Vallortigara Giorgio, Pagni Piero, Sovrano Valeria Anna
University of Trieste, Trieste, Italy.
J Cogn Neurosci. 2004 Apr;16(3):390-400. doi: 10.1162/089892904322926737.
Research has proved that disoriented children and nonhuman animals can reorient themselves using geometric and nongeometric features of the environment, showing conjoined use of both types of information to different degree depending on species and developmental level. Little is known of the neurobiological bases of these spatial reorientation processes. Here we take advantage of the neuroanatomical peculiarities of the visual system of birds (showing segregation of information between the two sides of the brain to a considerable degree) to investigate the way in which geometric and nongeometric information is encoded and used by the left and right hemispheres. Domestic chicks were trained binocularly in an environment with a distinctive geometry (a rectangular cage) with panels at the corners providing nongeometric cues. Between trials, chicks were passively disoriented to disable dead reckoning. When tested after removal of the panels, left-eyed chicks, but not right-eyed chicks, reoriented using the residual information provided by the geometry of the cage. When tested after removal of geometric information (i.e., in a square-shaped cage), both right- and left-eyed chicks reoriented using the residual nongeometric information provided by the panels. When trained binocularly with only geometric information, at test, left-eyed chicks reoriented better than right-eyed chicks. Finally, when geometric and nongeometric cues provided contradictory information, left-eyed chicks showed more reliance on geometric cues, whereas right-eyed chicks showed more reliance on nongeometric cues. The results suggest separate mechanisms for dealing with spatial reorientation problems, with the right hemisphere taking charge of large-scale geometry of the environment and with both hemispheres taking charge of local, nongeometric cues when available in isolation, but with a predominance of the left hemisphere when competition between geometric and non-geometric information occurs.
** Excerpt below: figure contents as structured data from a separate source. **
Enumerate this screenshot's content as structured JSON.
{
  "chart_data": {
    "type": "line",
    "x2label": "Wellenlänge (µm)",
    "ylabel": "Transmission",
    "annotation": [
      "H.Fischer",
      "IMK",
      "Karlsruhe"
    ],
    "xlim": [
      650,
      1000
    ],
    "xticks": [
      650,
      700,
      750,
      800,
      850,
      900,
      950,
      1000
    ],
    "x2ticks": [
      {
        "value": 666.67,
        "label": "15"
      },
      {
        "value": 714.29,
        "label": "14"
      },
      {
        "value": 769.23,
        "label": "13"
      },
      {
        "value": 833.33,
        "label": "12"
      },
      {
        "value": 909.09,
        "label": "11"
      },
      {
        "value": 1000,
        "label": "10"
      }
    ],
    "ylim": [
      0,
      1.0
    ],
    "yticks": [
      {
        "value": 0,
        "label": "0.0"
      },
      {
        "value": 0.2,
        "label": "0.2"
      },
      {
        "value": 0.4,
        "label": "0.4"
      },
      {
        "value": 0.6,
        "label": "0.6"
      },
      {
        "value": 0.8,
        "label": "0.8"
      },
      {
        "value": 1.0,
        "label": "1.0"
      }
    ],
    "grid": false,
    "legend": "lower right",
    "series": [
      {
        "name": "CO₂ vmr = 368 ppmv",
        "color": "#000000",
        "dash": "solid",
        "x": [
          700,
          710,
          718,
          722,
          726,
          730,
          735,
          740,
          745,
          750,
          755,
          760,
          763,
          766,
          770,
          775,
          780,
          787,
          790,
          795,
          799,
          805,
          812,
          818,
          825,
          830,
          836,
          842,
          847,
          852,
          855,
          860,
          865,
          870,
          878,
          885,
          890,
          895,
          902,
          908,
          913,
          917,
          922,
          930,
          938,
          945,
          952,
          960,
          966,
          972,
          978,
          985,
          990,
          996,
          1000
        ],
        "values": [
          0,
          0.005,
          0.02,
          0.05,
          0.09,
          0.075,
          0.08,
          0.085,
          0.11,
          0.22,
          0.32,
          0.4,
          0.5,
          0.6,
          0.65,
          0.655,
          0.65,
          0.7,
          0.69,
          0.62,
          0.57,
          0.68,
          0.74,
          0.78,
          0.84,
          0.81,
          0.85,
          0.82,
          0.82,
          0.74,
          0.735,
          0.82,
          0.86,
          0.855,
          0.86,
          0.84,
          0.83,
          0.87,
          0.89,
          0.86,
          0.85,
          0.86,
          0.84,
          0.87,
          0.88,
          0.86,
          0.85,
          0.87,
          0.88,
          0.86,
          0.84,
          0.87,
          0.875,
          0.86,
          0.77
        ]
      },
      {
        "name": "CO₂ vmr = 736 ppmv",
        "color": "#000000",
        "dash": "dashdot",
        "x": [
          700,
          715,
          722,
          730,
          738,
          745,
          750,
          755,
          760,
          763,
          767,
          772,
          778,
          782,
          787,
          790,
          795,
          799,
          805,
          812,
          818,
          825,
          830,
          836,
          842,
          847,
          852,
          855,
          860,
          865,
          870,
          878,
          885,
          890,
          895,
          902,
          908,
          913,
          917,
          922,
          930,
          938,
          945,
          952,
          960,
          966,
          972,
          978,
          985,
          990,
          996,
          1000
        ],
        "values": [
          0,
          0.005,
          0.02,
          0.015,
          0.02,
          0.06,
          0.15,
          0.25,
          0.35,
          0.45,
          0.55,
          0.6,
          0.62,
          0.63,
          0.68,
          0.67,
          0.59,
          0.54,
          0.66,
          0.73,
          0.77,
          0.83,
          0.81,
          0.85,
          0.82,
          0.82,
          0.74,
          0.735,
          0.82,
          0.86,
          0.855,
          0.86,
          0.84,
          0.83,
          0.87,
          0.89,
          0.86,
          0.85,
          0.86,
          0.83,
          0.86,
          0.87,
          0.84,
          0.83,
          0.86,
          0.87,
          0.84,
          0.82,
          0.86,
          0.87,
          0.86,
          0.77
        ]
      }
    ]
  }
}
研究已经证明,迷失方向的儿童和非人类动物可以利用环境的几何和非几何特征重新定位自己,根据物种和发育水平不同程度地联合使用这两种信息。对于这些空间重新定位过程的神经生物学基础知之甚少。在这里,我们利用鸟类视觉系统的神经解剖学特性(大脑两侧的信息在很大程度上是分离的)来研究左右半球对几何和非几何信息的编码和使用方式。将家鸡在一个具有独特几何形状(矩形笼子)的环境中进行双眼训练,笼子的角落有面板提供非几何线索。在试验之间,让小鸡被动迷失方向以禁用航位推算。当移除面板后进行测试时,左眼的小鸡,但不是右眼的小鸡,利用笼子的几何形状提供的剩余信息重新定位。当移除几何信息后进行测试时(即在正方形笼子中),右眼和左眼的小鸡都利用面板提供的剩余非几何信息重新定位。当仅用几何信息进行双眼训练时,在测试中,左眼的小鸡比右眼的小鸡重新定位得更好。最后,当几何和非几何线索提供相互矛盾的信息时,左眼的小鸡表现出更多地依赖几何线索,而右眼的小鸡表现出更多地依赖非几何线索。结果表明,处理空间重新定位问题有不同的机制,右半球负责环境的大规模几何形状,当非几何线索单独可用时,两个半球都负责局部非几何线索,但当几何和非几何信息之间发生竞争时,左半球占主导地位。